To travel is the best way to learn about different cultures and traditions. Aside from seeing beautiful sights and meeting new people, traveling will allow you to taste the flavors of the world.
When traveling, be sure to respect the traditions and beliefs of the locals, especially when it comes to the food in which they take so much pride. It helps to do a bit of research to find out the best practices when dining in a foreign country. Below, we list just a few international eating etiquette rules that can help you the next time you travel.
When in China, flipping the fish after eating one side of it is bad luck. This is even more strictly observed in southern China and Hong Kong. The more superstitious people will leave the bottom part of the fish totally untouched, while others will try to pull off the bone to get to the bottom part without having to flip the fish.
When resting between bites, place your chopsticks in front of you, parallel to the edge of the table. This is the only proper way of placing your chopstick on the table while eating. Sticking your chopsticks upright in rice is only done during funerals.
The left hand, at least for right-handed people, is used when cleaning up after using the toilet. This is why in certain countries, they do not eat using the left hand. In South India, it’s even frowned upon to merely touch a plate of food with the left hand. Others go as far as not passing important documents using the left hand. If you’re left-handed, then apply the same rule to your right hand.

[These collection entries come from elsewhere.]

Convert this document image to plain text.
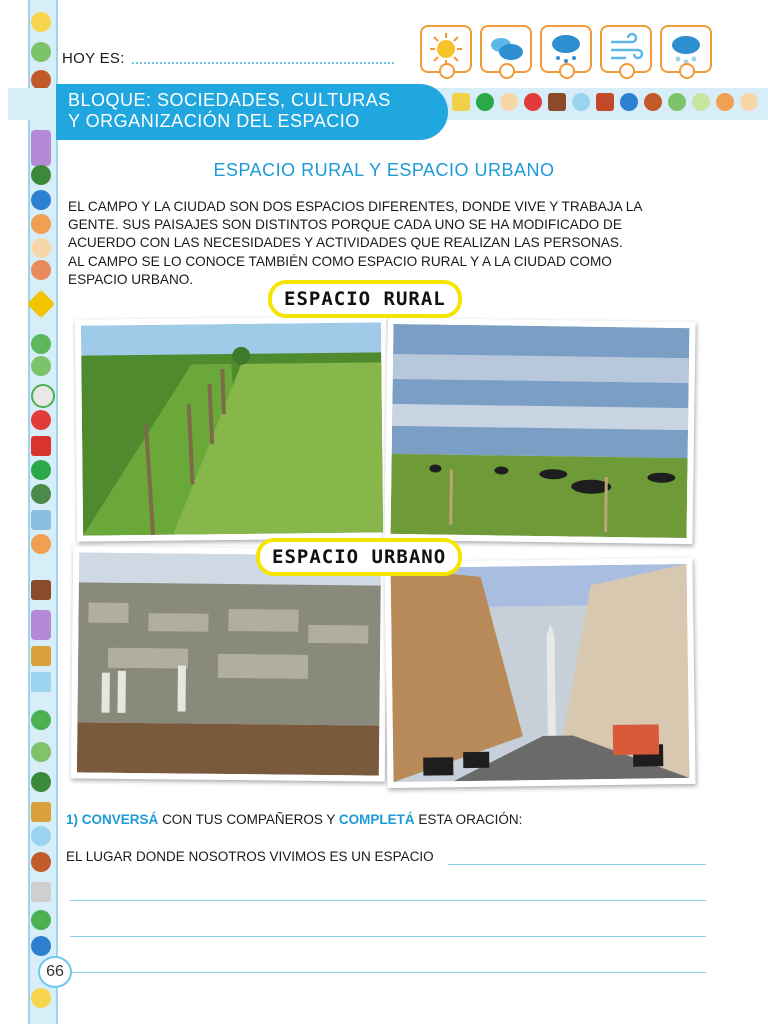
HOY ES:
BLOQUE: SOCIEDADES, CULTURAS
Y ORGANIZACIÓN DEL ESPACIO
ESPACIO RURAL Y ESPACIO URBANO

EL CAMPO Y LA CIUDAD SON DOS ESPACIOS DIFERENTES, DONDE VIVE Y TRABAJA LA GENTE. SUS PAISAJES SON DISTINTOS PORQUE CADA UNO SE HA MODIFICADO DE ACUERDO CON LAS NECESIDADES Y ACTIVIDADES QUE REALIZAN LAS PERSONAS.

AL CAMPO SE LO CONOCE TAMBIÉN COMO ESPACIO RURAL Y A LA CIUDAD COMO ESPACIO URBANO.

ESPACIO RURAL
ESPACIO URBANO
1) CONVERSÁ CON TUS COMPAÑEROS Y COMPLETÁ ESTA ORACIÓN:
EL LUGAR DONDE NOSOTROS VIVIMOS ES UN ESPACIO
66
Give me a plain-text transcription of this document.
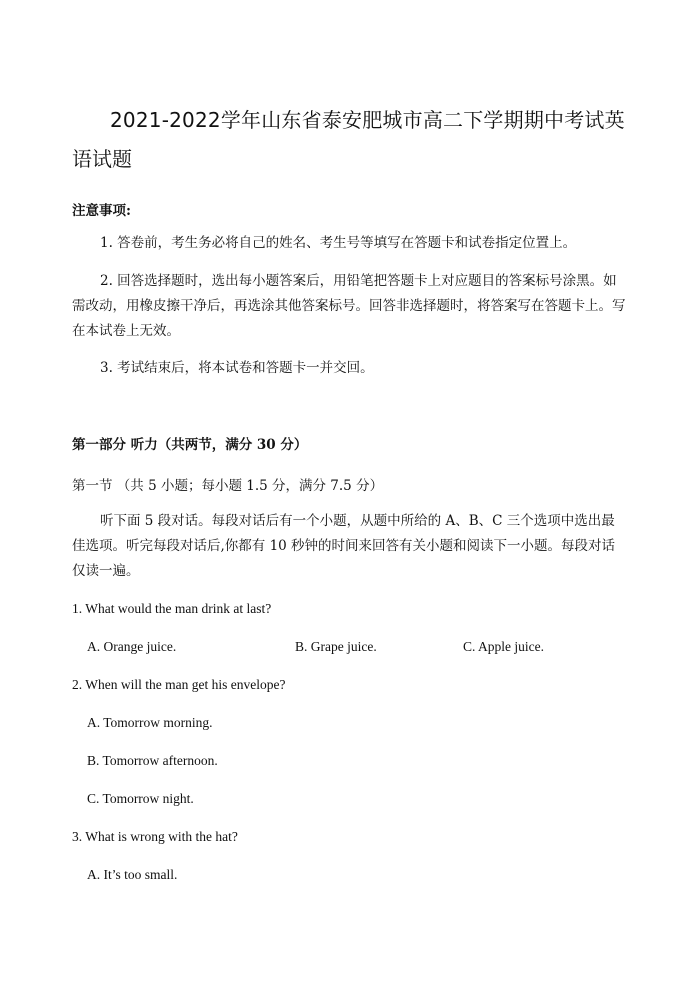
2021-2022学年山东省泰安肥城市高二下学期期中考试英
语试题
注意事项:
1. 答卷前，考生务必将自己的姓名、考生号等填写在答题卡和试卷指定位置上。
2. 回答选择题时，选出每小题答案后，用铅笔把答题卡上对应题目的答案标号涂黑。如需改动，用橡皮擦干净后，再选涂其他答案标号。回答非选择题时，将答案写在答题卡上。写在本试卷上无效。
3. 考试结束后，将本试卷和答题卡一并交回。
第一部分 听力（共两节，满分 30 分）
第一节 （共 5 小题；每小题 1.5 分，满分 7.5 分）
听下面 5 段对话。每段对话后有一个小题，从题中所给的 A、B、C 三个选项中选出最佳选项。听完每段对话后,你都有 10 秒钟的时间来回答有关小题和阅读下一小题。每段对话仅读一遍。
1. What would the man drink at last?
A. Orange juice.	B. Grape juice.	C. Apple juice.
2. When will the man get his envelope?
A. Tomorrow morning.
B. Tomorrow afternoon.
C. Tomorrow night.
3. What is wrong with the hat?
A. It’s too small.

Use the fork to push food onto the spoon when eating a dish with cooked rice in Thailand. There are exceptions though, like with some northern and northeastern Thai dishes that are usually eaten with the hands, or stand-alone items that are not part of a rice meal.

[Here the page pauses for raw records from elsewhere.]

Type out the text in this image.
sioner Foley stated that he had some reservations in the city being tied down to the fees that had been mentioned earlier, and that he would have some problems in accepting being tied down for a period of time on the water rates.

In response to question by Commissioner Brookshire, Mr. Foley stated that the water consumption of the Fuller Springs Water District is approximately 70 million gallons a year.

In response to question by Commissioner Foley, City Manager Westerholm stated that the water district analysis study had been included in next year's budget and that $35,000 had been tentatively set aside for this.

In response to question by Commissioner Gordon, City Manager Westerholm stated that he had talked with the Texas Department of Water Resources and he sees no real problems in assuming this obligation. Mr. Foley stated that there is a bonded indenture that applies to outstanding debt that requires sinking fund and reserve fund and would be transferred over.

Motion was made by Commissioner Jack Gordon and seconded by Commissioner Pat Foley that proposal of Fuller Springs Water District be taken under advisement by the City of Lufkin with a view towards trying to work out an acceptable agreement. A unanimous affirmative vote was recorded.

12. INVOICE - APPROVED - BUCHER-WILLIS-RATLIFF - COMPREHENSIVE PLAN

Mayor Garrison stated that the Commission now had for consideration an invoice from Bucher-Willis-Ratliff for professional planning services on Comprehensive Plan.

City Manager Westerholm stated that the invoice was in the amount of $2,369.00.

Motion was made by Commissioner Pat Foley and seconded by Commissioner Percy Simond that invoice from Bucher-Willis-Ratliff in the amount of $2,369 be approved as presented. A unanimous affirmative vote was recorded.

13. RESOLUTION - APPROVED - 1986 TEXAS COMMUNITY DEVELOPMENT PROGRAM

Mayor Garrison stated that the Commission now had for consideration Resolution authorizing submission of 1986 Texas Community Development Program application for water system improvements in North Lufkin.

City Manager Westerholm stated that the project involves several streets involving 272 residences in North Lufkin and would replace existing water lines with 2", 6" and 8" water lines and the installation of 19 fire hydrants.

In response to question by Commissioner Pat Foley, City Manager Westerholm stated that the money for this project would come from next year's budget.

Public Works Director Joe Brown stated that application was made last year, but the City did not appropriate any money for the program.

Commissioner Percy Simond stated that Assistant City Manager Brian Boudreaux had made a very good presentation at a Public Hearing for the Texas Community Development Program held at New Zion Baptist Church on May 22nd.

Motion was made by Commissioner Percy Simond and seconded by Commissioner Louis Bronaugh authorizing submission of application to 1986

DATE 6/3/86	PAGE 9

In Brazilian steakhouses, servers make never-ending rounds carrying different cuts of meats. The diners are given tokens that they can use to place their orders. When you see a server carrying something you like, your token, which is placed on the table, should have its green side up. If you don’t want to place any more orders, just flip the token to show the right side.
Turning down and mixing vodka in Russia are a big no-no. Vodka is always taken neat since adding anything to it is seen as polluting the drink’s purity (except when making a yorsh, which is a mix of vodka and beer). Also, when you’re offered vodka, it is a sign of trust and friendship, so turning it down, even at say 8 a.m., is a bad idea.
When drinking coffee with Bedouins in the Middle East, shake your cup when you’re done. Do this by tilting your cup two or three times when you hand it back. If you don’t, they will continue to pour more coffee for you.
When receiving a drink from an elderly in Korea, lift your cup using both your hands. After receiving your drink, turn your head away and take a silent sip. When eating, do not start until the eldest male has started. You also should not leave the table until that person is done eating.
Don’t eat anything, and we mean anything, even fries, with your hands when in Chile. Eating habits there are a little more formal than other South American countries. No matter how tempting it is to eat with your hands, just pick up a knife and a fork.
The rule is that if you’re not offered parmesan cheese for your pizza, or for any other Italian meal, don’t ask for it. It’s considered a sin to put parmesan on pizza and on pasta dishes that do not go with it. You wouldn’t want to offend other diners and the chef.
In France, eat bread as an accompaniment to your food, especially to the cheese course at the end of the meal. Eating bread as an appetizer is just not the way it’s done there.
For Mexicans, there’s no other way to eat tacos than with the hands. So no matter how messy it gets, just enjoy the act of eating an authentic Mexican taco with your bare hands.
During what Georgians call a ‘supra’ or a traditional feast, wine is taken straight-up only during toasts. So wait for the toast, and then down the whole glass of wine. Sipping your wine bit by bit is not the way to go when in Georgia.
When drinking port wine in Britain, follow the tradition and only pass it to the left. Passing the decanter to the right or not passing it at all are considered offensive. If for some reason the decanter stalls, you can try this famous line on the last person to hold it: “Do you know the Bishop of Norwich? He’s a very good chap, but he always forgets to pass the port.”
Italians believe a late-day cappuccino can upset the stomach, while some consider the drink a meal replacement taken early in the day. Thus, you won’t see Italians drinking cappuccino in the afternoon and evening. If you want to fit in, take the drink in the morning along with everyone else.